Education

Northside senior changes directions for the better

In the middle of his high school career, Northside senior Blake Eason chose a different road, and it’s made all the difference.

Eason will graduate with a 3.0 grade-point average on his way to Kennesaw State, but just a couple years ago, he was on the fast track to alternative school.

“Sophomore year was, by far, my worst year in high school,” Eason said. “I was in the office every other week it seemed like.”

The trouble actually began his freshman year. Trying to fit in, he got involved with a group of friends that enabled disruptive behavior.

He didn’t get in much trouble in the ninth grade, but the next school year, Eason began to disrupt class and “just not do the right thing” to the point that he required discipline.

“Eventually, the little stuff adds up to big stuff over time,” he said.

That led to a “behavior contract” in the second semester of Eason’s sophomore year, which meant he had to follow a set of behavior guidelines or risk being sent to Crossroads, Houston County’s alternative school.

“That was kind of like an eye-opener to me,” he said.
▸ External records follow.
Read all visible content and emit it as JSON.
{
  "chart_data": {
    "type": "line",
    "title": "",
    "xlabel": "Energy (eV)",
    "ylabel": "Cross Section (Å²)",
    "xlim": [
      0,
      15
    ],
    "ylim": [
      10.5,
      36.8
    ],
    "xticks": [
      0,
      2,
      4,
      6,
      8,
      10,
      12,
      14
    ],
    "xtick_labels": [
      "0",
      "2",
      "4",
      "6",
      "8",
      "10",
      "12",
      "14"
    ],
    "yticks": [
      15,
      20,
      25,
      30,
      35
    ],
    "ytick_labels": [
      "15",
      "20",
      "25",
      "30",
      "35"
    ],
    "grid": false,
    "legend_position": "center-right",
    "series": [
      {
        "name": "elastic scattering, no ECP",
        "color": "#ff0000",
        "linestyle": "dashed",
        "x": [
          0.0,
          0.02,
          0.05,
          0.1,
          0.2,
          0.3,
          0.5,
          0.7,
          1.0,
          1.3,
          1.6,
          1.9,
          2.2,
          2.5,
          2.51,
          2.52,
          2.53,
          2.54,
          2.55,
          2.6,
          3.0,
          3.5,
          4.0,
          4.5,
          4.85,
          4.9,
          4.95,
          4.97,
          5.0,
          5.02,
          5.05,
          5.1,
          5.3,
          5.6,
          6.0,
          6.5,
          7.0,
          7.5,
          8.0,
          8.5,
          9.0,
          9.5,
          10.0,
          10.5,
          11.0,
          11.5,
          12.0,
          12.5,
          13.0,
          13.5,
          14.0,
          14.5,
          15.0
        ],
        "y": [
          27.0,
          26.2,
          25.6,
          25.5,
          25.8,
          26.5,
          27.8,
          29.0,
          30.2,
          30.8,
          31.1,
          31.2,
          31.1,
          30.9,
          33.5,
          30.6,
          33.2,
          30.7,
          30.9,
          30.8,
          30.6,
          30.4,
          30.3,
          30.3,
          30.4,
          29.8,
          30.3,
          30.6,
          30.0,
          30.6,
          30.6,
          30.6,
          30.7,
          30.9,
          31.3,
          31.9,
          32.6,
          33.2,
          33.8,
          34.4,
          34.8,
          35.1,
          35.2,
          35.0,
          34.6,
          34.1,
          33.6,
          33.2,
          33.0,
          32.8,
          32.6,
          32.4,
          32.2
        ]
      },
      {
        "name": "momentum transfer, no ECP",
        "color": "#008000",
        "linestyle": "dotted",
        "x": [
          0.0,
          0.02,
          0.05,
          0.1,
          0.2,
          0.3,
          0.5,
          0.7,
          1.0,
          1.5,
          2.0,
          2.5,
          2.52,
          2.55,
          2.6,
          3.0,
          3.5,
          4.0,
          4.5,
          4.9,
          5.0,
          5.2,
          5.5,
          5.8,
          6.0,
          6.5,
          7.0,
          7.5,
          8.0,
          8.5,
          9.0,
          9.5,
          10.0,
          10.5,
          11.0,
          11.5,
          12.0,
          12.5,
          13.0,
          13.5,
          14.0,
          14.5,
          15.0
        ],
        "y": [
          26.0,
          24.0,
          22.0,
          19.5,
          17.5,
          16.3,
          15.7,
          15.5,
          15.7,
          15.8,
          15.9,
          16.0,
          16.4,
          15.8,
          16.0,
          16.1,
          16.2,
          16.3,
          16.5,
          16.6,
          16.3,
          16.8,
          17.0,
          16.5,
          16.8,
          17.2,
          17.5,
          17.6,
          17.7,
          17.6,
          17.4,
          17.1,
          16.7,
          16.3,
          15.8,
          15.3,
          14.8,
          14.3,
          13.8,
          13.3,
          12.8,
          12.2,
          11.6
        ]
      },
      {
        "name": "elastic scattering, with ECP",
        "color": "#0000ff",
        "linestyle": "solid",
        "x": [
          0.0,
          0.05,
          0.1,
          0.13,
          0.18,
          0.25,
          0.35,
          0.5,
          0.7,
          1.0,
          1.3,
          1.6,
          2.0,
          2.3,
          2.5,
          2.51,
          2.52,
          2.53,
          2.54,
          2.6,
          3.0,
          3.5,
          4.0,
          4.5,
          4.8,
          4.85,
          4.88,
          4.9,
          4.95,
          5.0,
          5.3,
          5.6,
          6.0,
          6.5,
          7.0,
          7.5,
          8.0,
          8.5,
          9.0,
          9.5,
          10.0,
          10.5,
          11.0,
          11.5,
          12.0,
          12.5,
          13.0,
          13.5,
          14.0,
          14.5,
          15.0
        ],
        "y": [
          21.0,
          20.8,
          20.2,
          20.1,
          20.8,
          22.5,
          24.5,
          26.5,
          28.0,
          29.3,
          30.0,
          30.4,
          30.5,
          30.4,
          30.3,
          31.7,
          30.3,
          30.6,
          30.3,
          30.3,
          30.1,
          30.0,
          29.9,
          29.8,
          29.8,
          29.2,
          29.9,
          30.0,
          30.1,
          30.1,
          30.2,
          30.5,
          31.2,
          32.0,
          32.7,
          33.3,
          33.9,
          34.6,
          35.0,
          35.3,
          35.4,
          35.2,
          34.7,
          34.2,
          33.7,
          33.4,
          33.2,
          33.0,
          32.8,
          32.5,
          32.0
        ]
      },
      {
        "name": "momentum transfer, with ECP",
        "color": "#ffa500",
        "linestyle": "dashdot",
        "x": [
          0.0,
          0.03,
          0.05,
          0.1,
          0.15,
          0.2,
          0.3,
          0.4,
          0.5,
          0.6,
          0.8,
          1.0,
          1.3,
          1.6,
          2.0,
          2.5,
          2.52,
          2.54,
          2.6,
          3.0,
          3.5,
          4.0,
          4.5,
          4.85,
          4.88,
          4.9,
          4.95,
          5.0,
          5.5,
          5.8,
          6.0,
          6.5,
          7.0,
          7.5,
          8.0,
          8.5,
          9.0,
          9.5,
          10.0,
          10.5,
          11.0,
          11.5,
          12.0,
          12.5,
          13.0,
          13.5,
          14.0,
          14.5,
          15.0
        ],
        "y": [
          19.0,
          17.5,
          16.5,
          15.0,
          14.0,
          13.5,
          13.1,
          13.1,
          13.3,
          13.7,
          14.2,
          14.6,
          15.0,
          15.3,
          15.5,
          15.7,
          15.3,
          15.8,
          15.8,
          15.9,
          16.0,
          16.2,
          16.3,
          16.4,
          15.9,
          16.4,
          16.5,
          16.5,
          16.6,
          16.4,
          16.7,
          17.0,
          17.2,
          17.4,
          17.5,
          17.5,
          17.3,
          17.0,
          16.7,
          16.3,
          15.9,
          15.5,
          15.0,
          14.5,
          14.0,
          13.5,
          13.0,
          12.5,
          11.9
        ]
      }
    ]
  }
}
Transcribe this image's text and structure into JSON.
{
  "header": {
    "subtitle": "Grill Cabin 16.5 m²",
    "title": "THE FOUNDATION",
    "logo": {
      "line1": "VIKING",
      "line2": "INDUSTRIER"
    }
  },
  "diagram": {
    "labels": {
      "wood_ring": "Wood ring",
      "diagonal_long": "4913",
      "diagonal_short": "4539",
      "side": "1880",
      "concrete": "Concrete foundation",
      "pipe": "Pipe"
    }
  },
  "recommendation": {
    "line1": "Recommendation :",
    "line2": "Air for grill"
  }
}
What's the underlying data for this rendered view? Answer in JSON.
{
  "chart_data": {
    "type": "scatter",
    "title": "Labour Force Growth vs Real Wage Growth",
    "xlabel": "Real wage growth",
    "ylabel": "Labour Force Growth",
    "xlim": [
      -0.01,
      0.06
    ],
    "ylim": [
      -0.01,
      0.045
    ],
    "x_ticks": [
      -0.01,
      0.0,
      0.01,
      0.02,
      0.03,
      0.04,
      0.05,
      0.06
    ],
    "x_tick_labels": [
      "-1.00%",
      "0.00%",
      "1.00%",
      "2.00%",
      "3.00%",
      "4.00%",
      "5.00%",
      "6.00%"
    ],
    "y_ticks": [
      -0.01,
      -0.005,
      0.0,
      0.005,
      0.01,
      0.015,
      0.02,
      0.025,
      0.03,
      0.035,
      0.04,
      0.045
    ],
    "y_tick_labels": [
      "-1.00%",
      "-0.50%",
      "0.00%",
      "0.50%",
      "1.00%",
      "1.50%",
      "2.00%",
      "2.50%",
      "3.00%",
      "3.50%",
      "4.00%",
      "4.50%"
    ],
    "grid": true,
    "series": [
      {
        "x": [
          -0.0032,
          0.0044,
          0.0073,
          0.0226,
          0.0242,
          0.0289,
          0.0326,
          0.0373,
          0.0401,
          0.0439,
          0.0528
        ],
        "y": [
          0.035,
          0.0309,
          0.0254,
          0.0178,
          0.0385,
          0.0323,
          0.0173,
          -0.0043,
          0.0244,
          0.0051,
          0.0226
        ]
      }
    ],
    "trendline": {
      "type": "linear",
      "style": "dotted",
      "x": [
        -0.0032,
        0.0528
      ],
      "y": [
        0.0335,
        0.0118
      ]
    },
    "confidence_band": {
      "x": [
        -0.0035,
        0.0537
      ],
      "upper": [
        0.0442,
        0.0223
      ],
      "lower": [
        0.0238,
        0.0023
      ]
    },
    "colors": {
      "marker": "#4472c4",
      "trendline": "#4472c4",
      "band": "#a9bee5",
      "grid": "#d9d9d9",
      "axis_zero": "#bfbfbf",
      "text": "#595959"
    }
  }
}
At the same time, Eason’s home situation was far from stable. He had been moved to live with his father by the Department of Family and Child Services because his mother, Paige Eason, was battling an addiction.

“My whole world spun out of control,” she said. “Once I lost him, I made up my mind to go to rehab.”

Eason didn’t fault his father, Bucky Eason, but said he wasn’t aware of everything that was going on at school. His mother’s strength served as an inspiration.

“If she can go get rid of this addiction ... the littlest thing I can do for her is do well in school,” he said.

Eason got a job and also got involved in school. He joined organizations and won a class office. An early highlight was getting a lead role in Northside’s state championship One Act production of “The Music Man.”

“That was a confidence booster,” he said. “If I just put forth the effort, good things can happen.”

Then in March, the former troublemaker was crowned Mr. Northside, an accolade he described as “the big thing as a senior guy” at the school.

“I thought that was pretty cool with the background that I have,” he said.

Eason wants to study to be a math teacher, with the goal of becoming an assistant principal who handles discipline cases. He thinks his own struggles will help him identify with students.

His mom was pleased that he chose to take the higher road for himself.

“I’m so proud of him and the decisions that he makes,” she said. “The things I did, I don’t think he wanted to go down that path.”